Uit het een en ander volgt dat het beroep van appellant gegrond moet worden verklaard en dat het bestreden besluit dient te worden vernietigd voor zover daarbij de onder 2.3.3 genoemde bedragen van de Raborekening eindigend op [nummer Y] als neveninkomsten van appellant zijn teruggevorderd en voor zover de uitkering van appellant met ingang van 10 april 2018 voor 50% vervallen is verklaard. De Raad zal zelf in de zaak voorzien door het besluit van 20 augustus 2019 in zoverre te herroepen en te bepalen dat deze uitspraak in zoverre in de plaats treedt van het bestreden besluit.
3. Aanleiding bestaat om het college te veroordelen in de kosten van appellant in bezwaar en beroep.
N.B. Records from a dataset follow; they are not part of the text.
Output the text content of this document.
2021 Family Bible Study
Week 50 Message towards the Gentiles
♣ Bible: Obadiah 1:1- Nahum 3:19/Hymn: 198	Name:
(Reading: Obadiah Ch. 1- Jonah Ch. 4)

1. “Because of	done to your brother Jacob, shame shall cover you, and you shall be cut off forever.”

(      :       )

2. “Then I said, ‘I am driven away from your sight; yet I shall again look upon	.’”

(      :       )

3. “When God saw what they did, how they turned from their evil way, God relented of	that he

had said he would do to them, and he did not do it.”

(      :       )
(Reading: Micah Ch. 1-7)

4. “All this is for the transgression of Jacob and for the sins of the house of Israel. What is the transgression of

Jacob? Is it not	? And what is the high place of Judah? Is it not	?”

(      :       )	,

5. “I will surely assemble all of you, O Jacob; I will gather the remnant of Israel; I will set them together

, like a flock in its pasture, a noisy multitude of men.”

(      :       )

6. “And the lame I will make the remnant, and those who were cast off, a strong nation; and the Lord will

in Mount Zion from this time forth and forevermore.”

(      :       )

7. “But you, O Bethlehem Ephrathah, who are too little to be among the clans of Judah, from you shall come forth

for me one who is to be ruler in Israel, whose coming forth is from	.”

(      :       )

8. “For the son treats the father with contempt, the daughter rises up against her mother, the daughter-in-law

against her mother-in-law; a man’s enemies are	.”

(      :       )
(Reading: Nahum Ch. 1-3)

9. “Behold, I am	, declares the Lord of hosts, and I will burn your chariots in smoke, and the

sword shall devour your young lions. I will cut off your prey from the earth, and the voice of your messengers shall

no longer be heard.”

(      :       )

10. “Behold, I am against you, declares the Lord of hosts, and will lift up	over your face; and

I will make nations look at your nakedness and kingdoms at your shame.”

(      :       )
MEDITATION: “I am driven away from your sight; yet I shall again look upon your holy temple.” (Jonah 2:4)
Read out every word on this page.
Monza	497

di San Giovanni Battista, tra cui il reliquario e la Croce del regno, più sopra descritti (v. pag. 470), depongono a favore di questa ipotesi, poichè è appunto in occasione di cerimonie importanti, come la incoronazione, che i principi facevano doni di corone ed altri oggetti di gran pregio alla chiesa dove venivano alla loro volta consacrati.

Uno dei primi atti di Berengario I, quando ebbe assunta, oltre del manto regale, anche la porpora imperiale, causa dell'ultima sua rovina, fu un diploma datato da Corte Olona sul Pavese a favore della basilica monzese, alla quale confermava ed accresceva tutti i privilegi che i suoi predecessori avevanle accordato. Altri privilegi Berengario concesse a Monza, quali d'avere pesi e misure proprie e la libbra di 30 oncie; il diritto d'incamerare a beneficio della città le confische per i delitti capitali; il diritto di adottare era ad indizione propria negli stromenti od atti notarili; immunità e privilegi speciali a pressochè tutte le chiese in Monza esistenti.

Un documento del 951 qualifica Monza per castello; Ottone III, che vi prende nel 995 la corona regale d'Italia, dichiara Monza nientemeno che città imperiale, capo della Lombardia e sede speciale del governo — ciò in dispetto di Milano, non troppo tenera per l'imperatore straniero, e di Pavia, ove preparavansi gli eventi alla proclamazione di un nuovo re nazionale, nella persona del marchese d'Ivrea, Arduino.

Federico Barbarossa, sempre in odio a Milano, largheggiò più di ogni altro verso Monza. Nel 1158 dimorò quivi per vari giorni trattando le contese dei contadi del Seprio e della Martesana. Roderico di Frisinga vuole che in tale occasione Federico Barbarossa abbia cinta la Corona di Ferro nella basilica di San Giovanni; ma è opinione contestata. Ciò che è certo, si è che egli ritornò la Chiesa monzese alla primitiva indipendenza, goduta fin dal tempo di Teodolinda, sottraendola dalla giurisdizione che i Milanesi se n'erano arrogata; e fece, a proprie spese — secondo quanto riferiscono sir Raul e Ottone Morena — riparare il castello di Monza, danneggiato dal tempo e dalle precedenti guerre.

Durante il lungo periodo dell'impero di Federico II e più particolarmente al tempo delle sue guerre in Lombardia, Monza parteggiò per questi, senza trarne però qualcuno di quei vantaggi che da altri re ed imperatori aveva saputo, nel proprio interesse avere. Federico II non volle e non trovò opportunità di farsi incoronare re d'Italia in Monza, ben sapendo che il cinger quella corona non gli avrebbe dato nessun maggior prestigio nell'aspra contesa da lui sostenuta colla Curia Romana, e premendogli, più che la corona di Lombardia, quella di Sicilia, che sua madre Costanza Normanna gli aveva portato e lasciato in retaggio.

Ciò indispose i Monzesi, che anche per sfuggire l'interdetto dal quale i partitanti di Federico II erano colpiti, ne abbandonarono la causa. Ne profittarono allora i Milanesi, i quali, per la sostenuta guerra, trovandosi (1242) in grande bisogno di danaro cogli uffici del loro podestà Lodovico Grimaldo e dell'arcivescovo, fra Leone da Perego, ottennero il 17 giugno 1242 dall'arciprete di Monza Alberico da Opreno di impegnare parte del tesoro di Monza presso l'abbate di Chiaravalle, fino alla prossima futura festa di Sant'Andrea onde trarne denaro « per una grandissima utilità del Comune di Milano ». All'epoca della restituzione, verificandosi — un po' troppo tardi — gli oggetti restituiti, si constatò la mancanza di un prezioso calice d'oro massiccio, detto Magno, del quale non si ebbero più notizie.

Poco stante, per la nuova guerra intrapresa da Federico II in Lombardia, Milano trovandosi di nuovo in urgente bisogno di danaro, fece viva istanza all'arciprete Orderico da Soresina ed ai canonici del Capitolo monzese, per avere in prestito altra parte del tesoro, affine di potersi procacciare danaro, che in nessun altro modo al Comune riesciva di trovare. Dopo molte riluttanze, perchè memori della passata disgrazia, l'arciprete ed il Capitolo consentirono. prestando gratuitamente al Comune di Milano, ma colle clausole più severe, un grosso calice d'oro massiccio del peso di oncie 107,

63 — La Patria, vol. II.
Deze worden begroot op € 2.100,- voor verleende rechtsbijstand.

BESLISSING

De Centrale Raad van Beroep
  • verklaart het beroep gegrond en vernietigt het besluit van 29 november 2019 voor zover daarbij de bedragen van Raborekening eindigend op [nummer Y] , groot € 92.308,36, als neveninkomsten van appellant zijn teruggevorderd en voor zover de uitkering van appellant daarbij met ingang van 10 april 2018 voor 50% vervallen is verklaard;
  • herroept het besluit van 20 augustus 2019 in zoverre en bepaalt dat deze uitspraak in zoverre in de plaats treedt van het vernietigde deel van het besluit van 29 november 2019;
  • veroordeelt het college in de proceskosten van appellant tot een bedrag van € 2.100,-;
  • bepaalt dat het college aan appellant het in beroep betaalde griffierecht van € 178,- vergoedt.
Deze uitspraak is gedaan door B.J. van de Griend als voorzitter en C.H. Bangma en
A. Beuker-Tilstra als leden, in tegenwoordigheid van L.R. Daman als griffier. De beslissing is uitgesproken in het openbaar op 10 augustus 2020.